In 2008, Martin was in contention to qualify for the Beijing Olympics, but a crash at the World Championships left her one point short. Instead, her teammate and friend Jill Kitner went on to take bronze. Martin said she feels the selection process may have contributed to her devastating setback.
“I was winning everything internationally and I wasn’t really racing much domestically, and Jill was,” Martin said. “She shouldn’t have been that close to me in points.”
According to USA Cycling, the top-ranked athlete in both the men’s and women’s BMX Power Rankings receives an automatic Olympic bid. Since 2008, a committee has changed the points tally used to determine the ranking to include key international events instead of just U.S. races.
USA Cycling national BMX coach James Herrera has worked with Martin since February 2011 and has positive feelings toward her tough journey.

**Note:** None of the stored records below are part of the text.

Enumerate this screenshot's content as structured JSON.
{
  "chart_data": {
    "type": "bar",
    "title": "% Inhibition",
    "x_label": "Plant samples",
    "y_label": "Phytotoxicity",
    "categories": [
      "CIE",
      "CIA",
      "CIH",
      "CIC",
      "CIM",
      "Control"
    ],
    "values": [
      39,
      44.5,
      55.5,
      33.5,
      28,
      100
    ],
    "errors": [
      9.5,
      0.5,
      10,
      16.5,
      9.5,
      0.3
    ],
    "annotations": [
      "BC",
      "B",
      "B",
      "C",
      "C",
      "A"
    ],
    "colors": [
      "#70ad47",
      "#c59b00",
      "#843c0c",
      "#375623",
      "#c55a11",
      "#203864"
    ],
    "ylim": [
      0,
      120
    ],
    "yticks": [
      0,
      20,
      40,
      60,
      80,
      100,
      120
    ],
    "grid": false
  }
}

“You know, 2008 was a raw deal. Due to an unfortunate crash, we didn’t send our best girl to the games,” Herrera said. “Most athletes would have packed it up after something like that. It was a life-changing experience that I believe will allow her to overcome any adversity she experiences down the road.”
Martin again held the points lead and No. 1 ranking going into the final at the World Championships in Birmingham, Great Britain, in May. With the next closest American, Alise Post, experiencing her own unfortunate crash and placing fourth-place, Martin punched her ticket to London.
“I’m still trying to define it. You know, it’s a culmination of almost a decade’s worth of work,” Martin said. “It was a huge disappointment, coming so close and not making that team (in 2008) and feeling like I should have been there. In some ways it was like justice and kind of a relief, but in other ways it was just pure elation and excitement. When I actually crossed that line it was so many emotions. I didn’t know if I wanted to cry or if I wanted to scream or yell or laugh.”
Martin continues to train in California. The training center even includes an expensive replica of the Olympic track. London could finally cap off Marin’s inspiring story of heartbreak with a fairytale ending.
“I want a medal,” Martin said. “It’s very cool to be an Olympian. It’s very cool to be representing my country. But I know I’m capable of getting a medal there and I want to do it. That’s what I want to see. I want to see myself on that podium.”
But it’s not all about the medal for Martin. She says one reason she’s still doing this is to make a difference in the lives of young girls.
“It took a long time for girls to be accepted into the pro ranks,” Martin said. “There’s no reason a girl can’t do something a guy can do. We might be a little physically built different, that’s just the way God made us, but that doesn’t mean we can’t go out and do crazy, awesome things because of our gender.”